Ricardo Palma Salamanca was convicted of killing Jaime Guzmán, a senator and a lawyer in 1991

Chile: ex-guerrilla member living in France seeks extradition

The Chilean government affirmed that it solicited the French administration the extradition of Ricardo Palma Salamanca after 22 years on the run. The ex-guerrilla member who used to be part of the Patriotic Front of Manuel Rodriguez (FPMR), an extremist group that fought against the dictatorship of General Augusto Pinochet, was convicted of killing Jaime Guzmán, a right-wing senator and lawyer back in 1991.

*** The rebel was also found guilty of kidnapping the son of Cristián Edward, the owner of a well known newspaper in Chile, the murder of Guzmán, Colonel Luis Fontaine Manríquez, and Victor Valenzuela Montecinos*** 

The original plan of the FPMR was for Salamanca to acompany Raúl Escobar Poblete aka "Comandante Emilio" as reinforcement during the protests against the country's then current situation. As stated by the newspaper La Tercera, Guzmán changed his route. Due to this, mobs of young people intercepted his car and starting shooting him causing his death.

Salamanca was sentences to 30 years in prison and life imprisonment

Four years after being imprisoned in a high-security cell in Santiago, Chile, the rebel managed to escape in a helicopter. According to the BBC, on December 30th, 1996, “the pilot lowered down an armored cage, into which Palma Salamanca and several others jumped and made their escape”. 

He was thought to have been living in Mexico before moving to Cuba and then France

After his prison break, Salamanca had been on the run for 22 years. He was thought to have been living in Mexico before moving to Cuba and then France. On February 15th, the rebel was arrested on a street in Paris by agents of Interpol and has been ordered to visit the police station daily, according to the Chilean administration after a jury judged that that would be enough punishment for his actions, for the time being.  

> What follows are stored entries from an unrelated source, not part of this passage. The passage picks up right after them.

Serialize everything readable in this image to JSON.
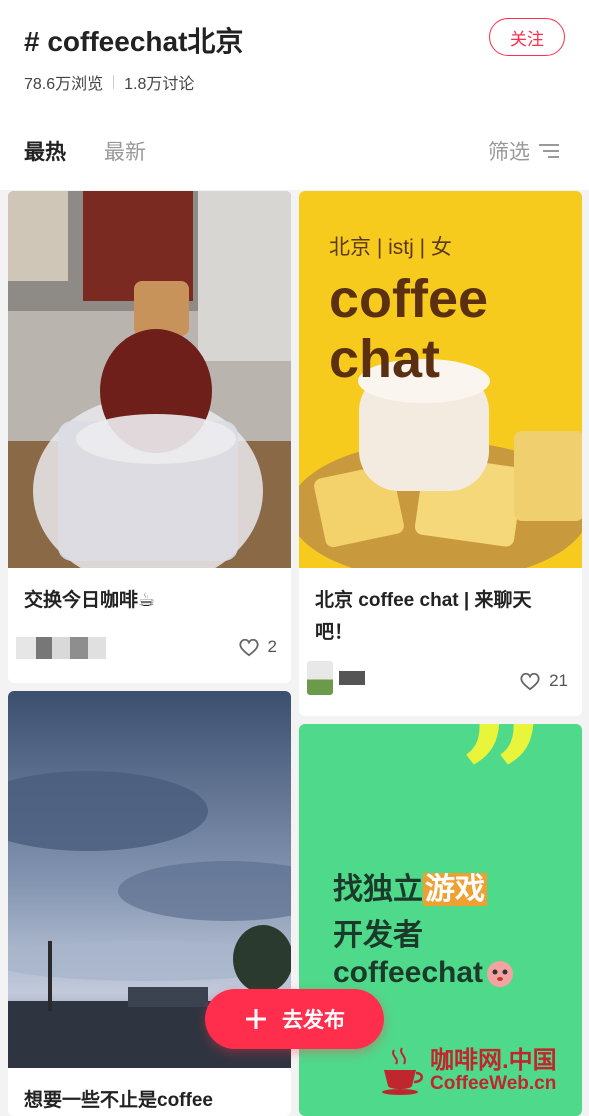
{
  "header": {
    "title": "# coffeechat北京",
    "views": "78.6万浏览",
    "discussions": "1.8万讨论",
    "follow_label": "关注"
  },
  "tabs": [
    {
      "label": "最热",
      "active": true
    },
    {
      "label": "最新",
      "active": false
    }
  ],
  "filter": {
    "label": "筛选",
    "icon": "filter-icon"
  },
  "posts": [
    {
      "caption": "交换今日咖啡☕",
      "likes": "2",
      "image": "smoked-coffee-bottle-photo"
    },
    {
      "caption": "北京 coffee chat | 来聊天吧！",
      "likes": "21",
      "image": "coffee-chat-poster",
      "poster": {
        "tagline": "北京 | istj | 女",
        "big_text_1": "coffee",
        "big_text_2": "chat"
      }
    },
    {
      "caption": "想要一些不止是coffee",
      "image": "evening-sky-photo"
    },
    {
      "image": "indie-game-poster",
      "poster": {
        "quote_mark": "”",
        "line1_prefix": "找独立",
        "line1_highlight": "游戏",
        "line2": "开发者",
        "line3": "coffeechat"
      }
    }
  ],
  "publish_button": {
    "label": "去发布",
    "icon": "plus-icon"
  },
  "watermark": {
    "cn": "咖啡网.中国",
    "en": "CoffeeWeb.cn"
  },
  "colors": {
    "accent": "#ff2e4d",
    "poster_yellow": "#f7cb1e",
    "poster_green": "#4fd98a"
  }
}
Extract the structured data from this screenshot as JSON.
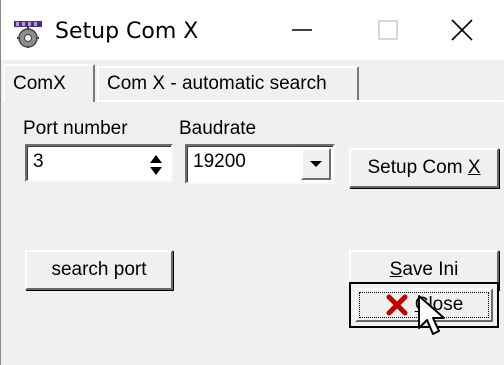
{
  "window": {
    "title": "Setup Com X",
    "icon": "app-setup-icon",
    "controls": [
      "minimize-icon",
      "maximize-icon",
      "close-icon"
    ]
  },
  "tabs": [
    {
      "label": "ComX",
      "active": true
    },
    {
      "label": "Com X - automatic search",
      "active": false
    }
  ],
  "form": {
    "port_label": "Port number",
    "port_value": "3",
    "baudrate_label": "Baudrate",
    "baudrate_value": "19200"
  },
  "buttons": {
    "setup_com_pre": "Setup Com ",
    "setup_com_key": "X",
    "search_port": "search port",
    "save_ini_key": "S",
    "save_ini_rest": "ave Ini",
    "close_key": "C",
    "close_rest": "lose"
  },
  "colors": {
    "close_x": "#c00000",
    "face": "#f0f0f0"
  }
}
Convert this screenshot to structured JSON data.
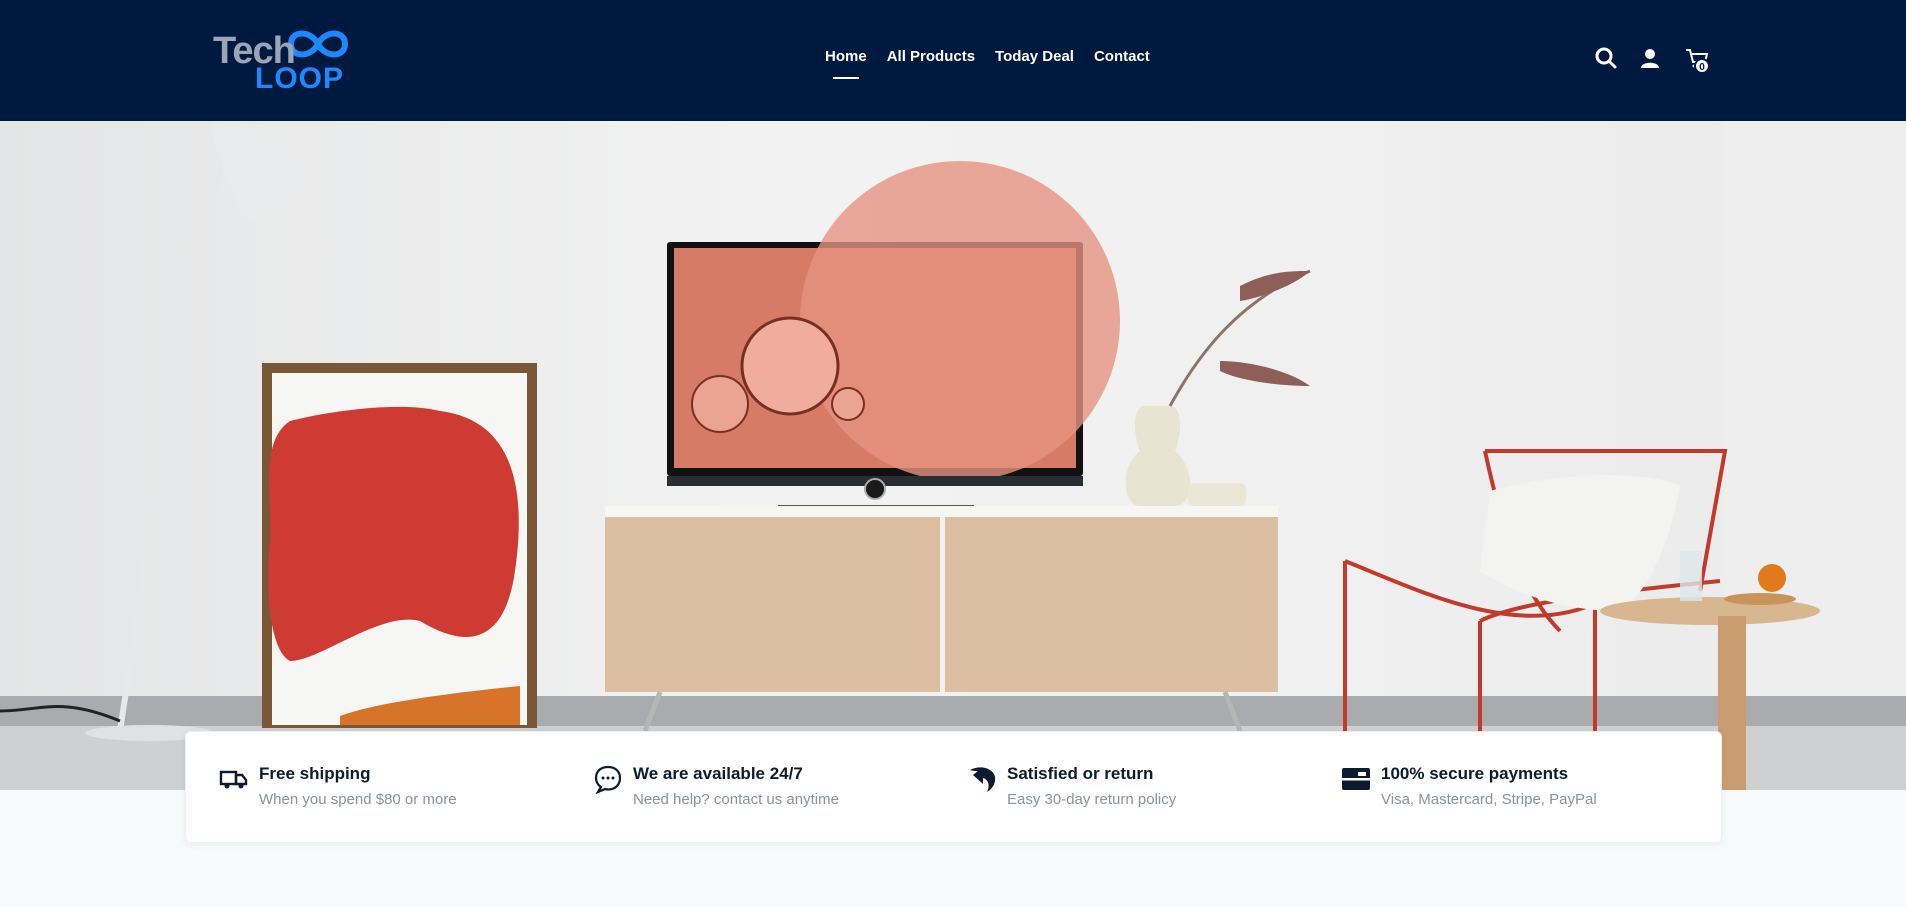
{
  "brand": {
    "logo_top": "Tech",
    "logo_bottom": "LOOP"
  },
  "nav": {
    "items": [
      {
        "label": "Home",
        "active": true
      },
      {
        "label": "All Products",
        "active": false
      },
      {
        "label": "Today Deal",
        "active": false
      },
      {
        "label": "Contact",
        "active": false
      }
    ]
  },
  "header_icons": {
    "search": "search-icon",
    "account": "user-icon",
    "cart": "cart-icon",
    "cart_count": "0"
  },
  "colors": {
    "header_bg": "#001a3f",
    "accent": "#1e88ff",
    "page_bg": "#f7fafb"
  },
  "features": [
    {
      "icon": "truck-icon",
      "title": "Free shipping",
      "desc": "When you spend $80 or more"
    },
    {
      "icon": "chat-icon",
      "title": "We are available 24/7",
      "desc": "Need help? contact us anytime"
    },
    {
      "icon": "return-icon",
      "title": "Satisfied or return",
      "desc": "Easy 30-day return policy"
    },
    {
      "icon": "card-icon",
      "title": "100% secure payments",
      "desc": "Visa, Mastercard, Stripe, PayPal"
    }
  ]
}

Representatives of the French government stated that the institution will examine the request next month

Mario Carroza, a Chilean judicial official, stated that the South American country hopes that the extradition will be approved “immediately” so that the criminal completes his prison sentences. In response, representatives of the French government stated that the institution will examine the request next month.